The Mars Hope Probe in the final stages of preparation.

Development started on EMM in early 2014, with the primary objective of developing a spacecraft with novel scientific goals that filled a gap in our understanding of Mars, rather than a mission that solely demonstrated technological capabilities. The Emirates has successfully developed and launched Earth-observation satellites, but EMM proved from the start to be much more complex than any prior mission. A joint-development approach was taken, utilizing the internal capabilities at the Mohammed bin Rashid Space Centre (MBRSC) and bridging the expertise gap through an international knowledge collaboration with the Laboratory for Space and Planetary Physics at the University of Colorado, Boulder, the School of Earth and Space Exploration at Arizona State University, and the Space Science Lab at the University of California, Berkeley.

The Hope Probe carries three instruments developed jointly with the scientific partners: the Emirates eXploration Imager (EXI), Emirates Mars Infrared Spectrometer (EMIRS) and Emirates Mars Ultraviolet Spectrometer (EMUS). The EXI instrument is a multi-wavelength imager capable of capturing 12 MP visible images of Mars, along with observations in the spectral ranges 245–275 nm and 305–335 nm. The EMIRS instrument characterizes the lower atmosphere in conjunction with EXI, observing in the 6–40 μm spectral range, while EMUS observes the upper atmosphere with a 100–170 nm spectral window. The integrated observations from these instruments will satisfy three scientific objectives. First, the Hope Probe will characterize the weather system in the lower atmosphere of Mars, providing a comprehensive understanding of diurnal changes across the planet and across all seasons. The unique orbit of the spacecraft (20,000 km periapsis and 43,000 km apoapsis, with an orbital period of 55 hours and orbital inclination of 25°) will allow the sampling of nearly all regions of Mars at every time of day, every ~10 days. No other Mars spacecraft has had such an orbit, enabling unprecedented studies of the physical processes that drive the distribution and interaction of ice clouds, water vapour and dust in the lower atmosphere. Second, EMM will measure the distribution of hydrogen and oxygen in the highest portions of the atmosphere (the collisionless exosphere). These species are known to escape to space from the planet1, a process that we believe may have been responsible for Mars’s transition, over billions of years, from having a thick atmosphere capable of sustaining liquid water on the surface to the cold, thin and arid atmosphere we see today. Finally, the Hope Probe will correlate the processes within the lower atmosphere with rates of atmospheric escape from the exosphere, giving us a comprehensive understanding of the connections between weather change and atmospheric loss. These connections have been recently suspected to act more rapidly and be more complex than previously thought2,3.
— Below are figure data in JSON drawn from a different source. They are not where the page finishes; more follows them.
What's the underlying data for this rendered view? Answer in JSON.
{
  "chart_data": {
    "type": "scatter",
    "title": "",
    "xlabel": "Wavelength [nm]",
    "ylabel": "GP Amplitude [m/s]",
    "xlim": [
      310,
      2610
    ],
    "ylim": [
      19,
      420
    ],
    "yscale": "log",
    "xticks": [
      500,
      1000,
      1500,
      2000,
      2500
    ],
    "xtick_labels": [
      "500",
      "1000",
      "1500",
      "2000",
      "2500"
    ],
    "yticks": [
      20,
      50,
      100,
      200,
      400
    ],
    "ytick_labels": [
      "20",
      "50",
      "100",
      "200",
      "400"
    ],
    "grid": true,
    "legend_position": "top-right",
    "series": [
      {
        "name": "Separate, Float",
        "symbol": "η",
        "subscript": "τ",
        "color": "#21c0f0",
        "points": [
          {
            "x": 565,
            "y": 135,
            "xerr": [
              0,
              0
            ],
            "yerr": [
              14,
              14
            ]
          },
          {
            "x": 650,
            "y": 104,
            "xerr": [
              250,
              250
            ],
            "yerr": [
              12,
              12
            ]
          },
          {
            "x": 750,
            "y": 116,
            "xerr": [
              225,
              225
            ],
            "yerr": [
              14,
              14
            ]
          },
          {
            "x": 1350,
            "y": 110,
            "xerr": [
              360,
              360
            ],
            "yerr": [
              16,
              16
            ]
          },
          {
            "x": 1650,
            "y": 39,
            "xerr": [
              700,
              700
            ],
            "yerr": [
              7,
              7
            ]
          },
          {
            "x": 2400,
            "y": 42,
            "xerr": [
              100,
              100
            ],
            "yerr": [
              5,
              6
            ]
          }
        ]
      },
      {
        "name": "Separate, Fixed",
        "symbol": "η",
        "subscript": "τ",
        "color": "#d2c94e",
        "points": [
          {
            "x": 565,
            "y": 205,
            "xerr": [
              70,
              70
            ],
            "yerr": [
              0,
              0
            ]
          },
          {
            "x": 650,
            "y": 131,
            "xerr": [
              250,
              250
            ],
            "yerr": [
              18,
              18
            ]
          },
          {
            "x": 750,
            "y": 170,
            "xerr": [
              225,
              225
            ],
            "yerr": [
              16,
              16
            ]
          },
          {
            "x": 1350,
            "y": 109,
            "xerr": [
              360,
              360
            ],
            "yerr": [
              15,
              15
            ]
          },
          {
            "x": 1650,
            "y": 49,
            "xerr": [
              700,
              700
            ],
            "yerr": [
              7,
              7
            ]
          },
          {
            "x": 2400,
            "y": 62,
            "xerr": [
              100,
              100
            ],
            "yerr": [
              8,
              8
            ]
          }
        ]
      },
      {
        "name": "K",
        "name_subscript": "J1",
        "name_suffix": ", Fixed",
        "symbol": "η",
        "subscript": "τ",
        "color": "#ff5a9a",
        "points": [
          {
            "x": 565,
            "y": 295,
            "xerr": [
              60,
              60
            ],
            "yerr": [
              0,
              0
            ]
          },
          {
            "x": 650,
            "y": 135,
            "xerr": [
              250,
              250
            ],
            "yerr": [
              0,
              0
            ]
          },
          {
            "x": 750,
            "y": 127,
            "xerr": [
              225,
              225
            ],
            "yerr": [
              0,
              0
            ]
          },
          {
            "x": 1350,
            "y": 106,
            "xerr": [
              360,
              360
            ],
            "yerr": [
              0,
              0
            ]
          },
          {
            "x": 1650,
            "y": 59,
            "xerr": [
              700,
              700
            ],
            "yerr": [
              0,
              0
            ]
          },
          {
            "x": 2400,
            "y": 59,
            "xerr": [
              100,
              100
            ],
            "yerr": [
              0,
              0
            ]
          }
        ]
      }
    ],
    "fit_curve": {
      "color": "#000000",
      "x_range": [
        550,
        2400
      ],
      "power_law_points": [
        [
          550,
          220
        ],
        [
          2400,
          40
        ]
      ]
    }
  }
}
The Hope Probe is scheduled to launch on a Mitsubishi Heavy Industries H-IIA launch vehicle from Tanegashima Space Centre, Japan. The launch window opens on 14 July 2020 (utc), and launch will be followed by a seven month cruise to Mars. Over roughly two months, instrument checks from a high orbit will provide early observations of the Mars disk and upper atmosphere. In April 2021, the spacecraft will transition into its final science orbit. The primary science mission will last for one Martian year, with a possible extension of another. Data from the mission will be available to the entire science community through the Emirates Science Data Centre website without an embargo period, with the first set of data products available between August and September 2021. It is our hope that the mission will inspire a country, and help us to better understand the Martian atmosphere for years to come.